Teachers' Notes: Introduction
On September 1 1939, German forces invaded Poland. The same day, ‘Operation Pied Piper’ began: the mass evacuation of schoolchildren with their teachers, followed shortly by mothers with children under five, and some adults with disabilities. About 1.5 million people were moved over three days from places at risk into small towns and villages in the countryside.
Large parts of rural Northumberland were categorised as Reception areas, and plans were made to receive evacuees from industrial Tyneside. This learning resource examines what really happened during the evacuation into Northumberland, using source material from Northumberland Archives at Woodhorn, Ashington, and Berwick Record Office.

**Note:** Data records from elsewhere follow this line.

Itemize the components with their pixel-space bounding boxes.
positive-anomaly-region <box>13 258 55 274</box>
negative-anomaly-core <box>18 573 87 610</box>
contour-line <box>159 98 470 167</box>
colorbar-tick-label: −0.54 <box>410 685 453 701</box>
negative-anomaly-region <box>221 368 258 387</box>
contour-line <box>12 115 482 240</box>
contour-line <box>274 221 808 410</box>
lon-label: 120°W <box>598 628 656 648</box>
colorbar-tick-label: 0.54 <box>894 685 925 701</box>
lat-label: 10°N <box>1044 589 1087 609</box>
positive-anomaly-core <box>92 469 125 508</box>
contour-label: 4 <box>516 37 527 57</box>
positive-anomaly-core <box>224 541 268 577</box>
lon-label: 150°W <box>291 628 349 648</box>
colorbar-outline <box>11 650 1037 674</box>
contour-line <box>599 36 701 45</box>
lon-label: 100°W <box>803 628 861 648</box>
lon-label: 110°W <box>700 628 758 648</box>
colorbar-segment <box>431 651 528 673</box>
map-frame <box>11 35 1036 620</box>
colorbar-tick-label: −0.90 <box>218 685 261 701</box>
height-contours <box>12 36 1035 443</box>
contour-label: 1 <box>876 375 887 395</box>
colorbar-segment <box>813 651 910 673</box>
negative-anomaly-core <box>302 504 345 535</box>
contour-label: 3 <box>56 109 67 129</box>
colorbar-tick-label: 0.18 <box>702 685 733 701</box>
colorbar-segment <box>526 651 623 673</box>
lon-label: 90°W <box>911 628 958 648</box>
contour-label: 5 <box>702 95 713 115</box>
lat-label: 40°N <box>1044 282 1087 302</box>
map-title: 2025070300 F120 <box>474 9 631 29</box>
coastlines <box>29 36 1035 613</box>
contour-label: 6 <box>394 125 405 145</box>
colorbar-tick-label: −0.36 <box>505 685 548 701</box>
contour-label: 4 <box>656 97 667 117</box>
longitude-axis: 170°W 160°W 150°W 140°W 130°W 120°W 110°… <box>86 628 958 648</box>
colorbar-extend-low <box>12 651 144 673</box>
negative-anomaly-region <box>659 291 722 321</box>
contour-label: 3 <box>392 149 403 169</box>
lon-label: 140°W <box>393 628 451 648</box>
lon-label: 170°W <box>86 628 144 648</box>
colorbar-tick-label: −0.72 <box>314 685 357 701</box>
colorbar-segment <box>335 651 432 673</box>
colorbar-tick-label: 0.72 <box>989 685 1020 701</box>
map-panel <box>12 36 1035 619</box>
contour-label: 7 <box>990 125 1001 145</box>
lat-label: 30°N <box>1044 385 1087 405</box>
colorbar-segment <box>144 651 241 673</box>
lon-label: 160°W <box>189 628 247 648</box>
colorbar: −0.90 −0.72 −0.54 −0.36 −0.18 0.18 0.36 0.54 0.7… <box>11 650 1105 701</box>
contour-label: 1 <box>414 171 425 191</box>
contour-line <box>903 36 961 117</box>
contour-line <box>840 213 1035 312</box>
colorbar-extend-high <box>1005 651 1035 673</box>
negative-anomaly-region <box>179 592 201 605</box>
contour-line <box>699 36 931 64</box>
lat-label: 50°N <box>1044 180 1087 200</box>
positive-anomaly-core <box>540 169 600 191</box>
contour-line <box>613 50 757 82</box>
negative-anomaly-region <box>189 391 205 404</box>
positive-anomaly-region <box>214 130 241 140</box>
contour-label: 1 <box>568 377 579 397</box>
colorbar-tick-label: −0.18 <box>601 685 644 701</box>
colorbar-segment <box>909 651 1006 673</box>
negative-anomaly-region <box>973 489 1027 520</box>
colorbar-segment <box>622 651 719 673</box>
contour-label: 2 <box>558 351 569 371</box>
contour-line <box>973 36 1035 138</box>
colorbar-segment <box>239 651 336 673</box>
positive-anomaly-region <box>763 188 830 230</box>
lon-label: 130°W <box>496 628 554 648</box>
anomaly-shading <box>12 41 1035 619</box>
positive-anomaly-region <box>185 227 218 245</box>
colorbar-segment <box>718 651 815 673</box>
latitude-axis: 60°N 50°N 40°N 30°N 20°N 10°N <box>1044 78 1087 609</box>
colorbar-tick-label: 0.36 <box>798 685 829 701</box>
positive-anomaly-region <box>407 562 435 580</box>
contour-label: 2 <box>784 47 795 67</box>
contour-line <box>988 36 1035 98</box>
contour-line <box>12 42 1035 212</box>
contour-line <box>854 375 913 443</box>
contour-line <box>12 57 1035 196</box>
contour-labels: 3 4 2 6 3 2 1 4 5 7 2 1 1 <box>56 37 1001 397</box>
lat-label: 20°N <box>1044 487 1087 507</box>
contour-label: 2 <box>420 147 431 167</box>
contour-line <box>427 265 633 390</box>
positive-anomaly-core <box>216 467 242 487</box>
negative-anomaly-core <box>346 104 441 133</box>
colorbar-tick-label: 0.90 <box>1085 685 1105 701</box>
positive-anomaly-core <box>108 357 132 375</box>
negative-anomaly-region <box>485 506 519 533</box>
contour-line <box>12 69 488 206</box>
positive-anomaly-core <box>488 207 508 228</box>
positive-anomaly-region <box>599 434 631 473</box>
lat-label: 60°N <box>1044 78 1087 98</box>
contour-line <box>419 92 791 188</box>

• official papers from local councils
• school log books
• articles from local newspapers
• the words of the evacuees themselves, from oral history interviews
• photographs of evacuees
The topic is divided into sections and uses original documents to address key themes:
• Before the War: what plans were made and when?
• Operation Pied Piper: what actually happened on the day of evacuation? Did the plans go smoothly?
• The Drift Home: why did so many adult and child evacuees go home quite soon after evacuation? Why were many re-evacuated later?
• Education and Recreation: what problems did wartime conditions cause for schools and the education of evacuated children? What effect did evacuation have on the lives of the children?
Each section includes questions based on the source material. There is also a glossary to help with the terminology.
This resource was developed with the support of the Heritage Lottery Fund as part of the Access to Northumberland’s History Project (2007 – 9). It was designed for KS3 and GCSE History schemes of work but could be adapted for KS2.